Жандарм давал инструкции унтер-офицерам. Те вернулись к своим взводам и начали разъяснять солдатам.
- Каждый должен выбрать себе точку обстрела. Смотрите перед собой. Видите, Там внизу, из ущелья выходит шоссе. Это и есть Верецке. Оттуда надо ждать неприятеля и встретить его ураганным огнем.
Механик рассеянно слушал унтер-офицера. Разглядывал открывавшуюся перед ним живописную картину. Возвышение, которое они занимали, закрывало со стороны села вход в ущелье, куда, извиваясь, шла белая лента шоссе.
Туда надо будет стрелять - стрелять в людей. Он содрогнулся.
Лейтенант отдал приказ - сделать пробную пристрелку. Каждый должен произвести по одному выстрелу, целясь на дорогу.
Затрещали винтовки, пули подняли клубы белой пыли.
На ночь роту отвели в деревню и разместили в школе. Спали в соломе. Ходили слухи, что завтра прибудут кухни, новое снаряжение и пулеметы. Ночью дежурила лишь небольшая команда. Раздеваться не разрешалось. Конные пограничные дозоры сновали взад и вперед. Так провели два дня, а потом снова отправились на позиции. Ни кухни, ни обещанное снаряжение не прибыли. Люди роптали. Лейтенант опять держал речь и пообещал, что все будет в самом скором времени. Сказал, что будет сформирована пулеметная команда. В этот день занялись работами. Углубляли окопы и перед ними натягивали проволочные заграждения. Но беспокойство нарастало. Оно сказывалось при всяком малейшем шорохе. Все напряженно прислушивались. Говорили, что регулярный утренний поезд из Лавочны не пришел. Ночной дозор рассказывал, что в направлении к Мункачу идет вереница поездов с беженцами. Со стороны Марамароша изредка доносился грохот орудий. Около одиннадцати часов на шоссе появилась пестрая группа всадников. Это были уланы. Запыленные, грязные, усталые, они молча проехали мимо на загнанных лошадях. Из деревни принесли в котлах обед. Люди успокоились. Перестали даже ворчать на свои однозарядные "бердли". Ели, лениво обмениваясь словами.

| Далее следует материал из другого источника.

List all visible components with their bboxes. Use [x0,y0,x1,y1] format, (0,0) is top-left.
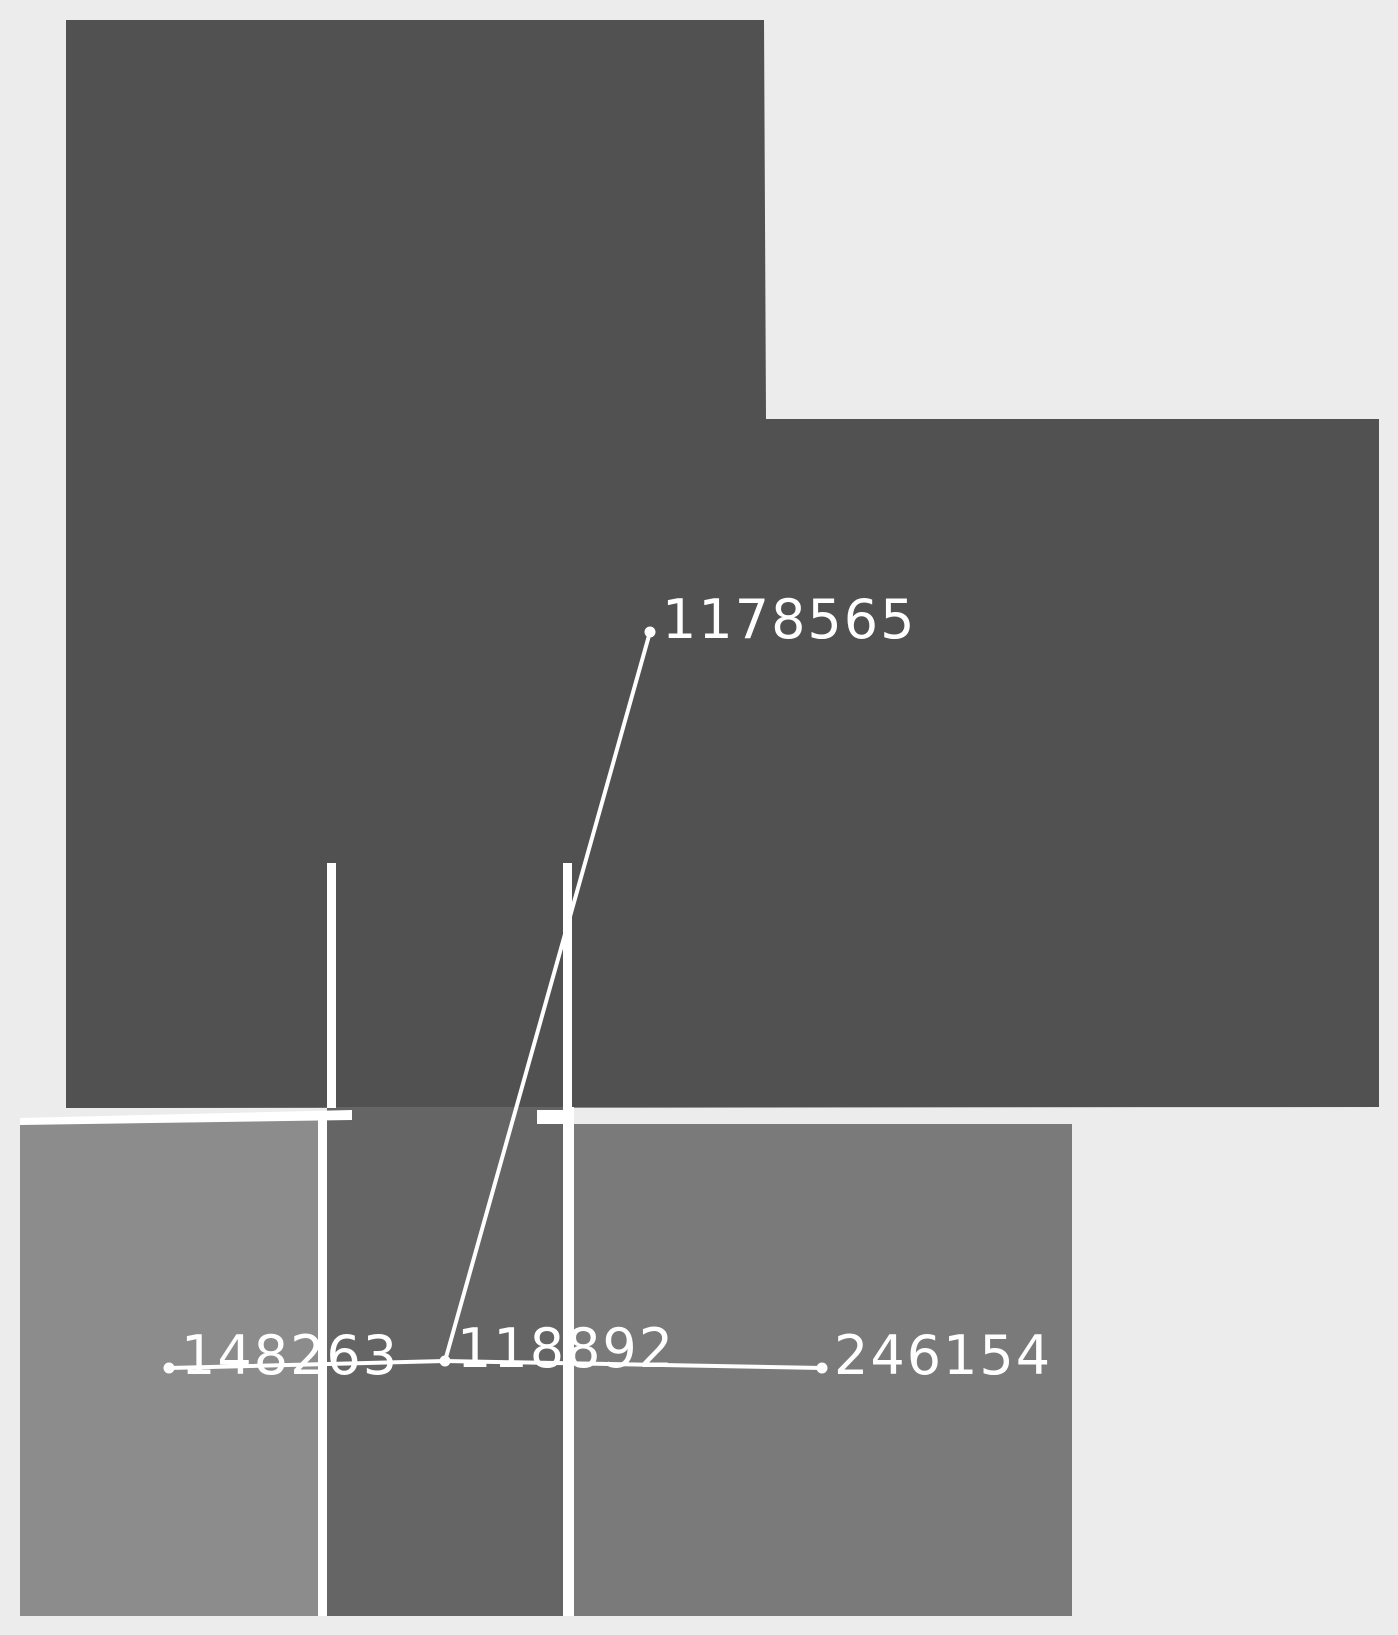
node-marker [439,1355,451,1367]
node-n1[interactable]: 1178565 [644,588,917,651]
edge-n3-n4 [443,1359,824,1370]
boundary-strip [318,1120,327,1616]
node-label: 246154 [834,1324,1052,1387]
edges-layer [167,630,824,1370]
node-marker [816,1362,828,1374]
edge-n1-n3 [443,630,652,1363]
region-large[interactable] [66,20,1379,1108]
node-marker [163,1362,175,1374]
node-n4[interactable]: 246154 [816,1324,1053,1387]
nodes-layer: 1178565 148263 118892 246154 [163,588,1053,1387]
edge-n2-n3 [167,1359,447,1370]
node-n2[interactable]: 148263 [163,1324,400,1387]
boundary-strip [563,863,572,1108]
node-label: 1178565 [662,588,917,651]
node-label: 118892 [457,1317,675,1380]
node-n3[interactable]: 118892 [439,1317,676,1380]
boundary-strip [20,1110,352,1125]
node-label: 148263 [181,1324,399,1387]
node-marker [644,626,656,638]
boundary-strip [327,863,336,1108]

К трем часам все в окопах затихло. Солнце грело мягко, по-стариковски. Солдаты пересмеивались, болтали, шутили по поводу войны: "Вот какова она!"
Он слышал вокруг себя довольную болтовню сытых, устроившихся людей. Чувствовал острую нервную боль в сердце. Встал, подошел к насыпи. Положив винтовку плашмя, вынул розовую открытку, расстелил ее на прикладе и начал писать жене.
Вдруг со стороны ущелья донесся топот копыт. Посмотрел вниз. Во весь опор неслось двое жандармов. Линия встрепенулась. Посыпались вопросы. Все выглядывали из амбразур. Из-за перевала появлялись все новые и новые жандармы, в их числе офицер и с ним несколько улан. Офицер и уланы заехали за холм. Соскочили с лошадей, спрашивая лейтенанта.
Лейтенант был в палатке за прикрытием. Жандармский офицер отозвал его в сторону. Видно было, что оба взволнованы. По знаку офицера жандармы поднялись в окопы к солдатам.
Люди стали расспрашивать: что такое? в чем дело?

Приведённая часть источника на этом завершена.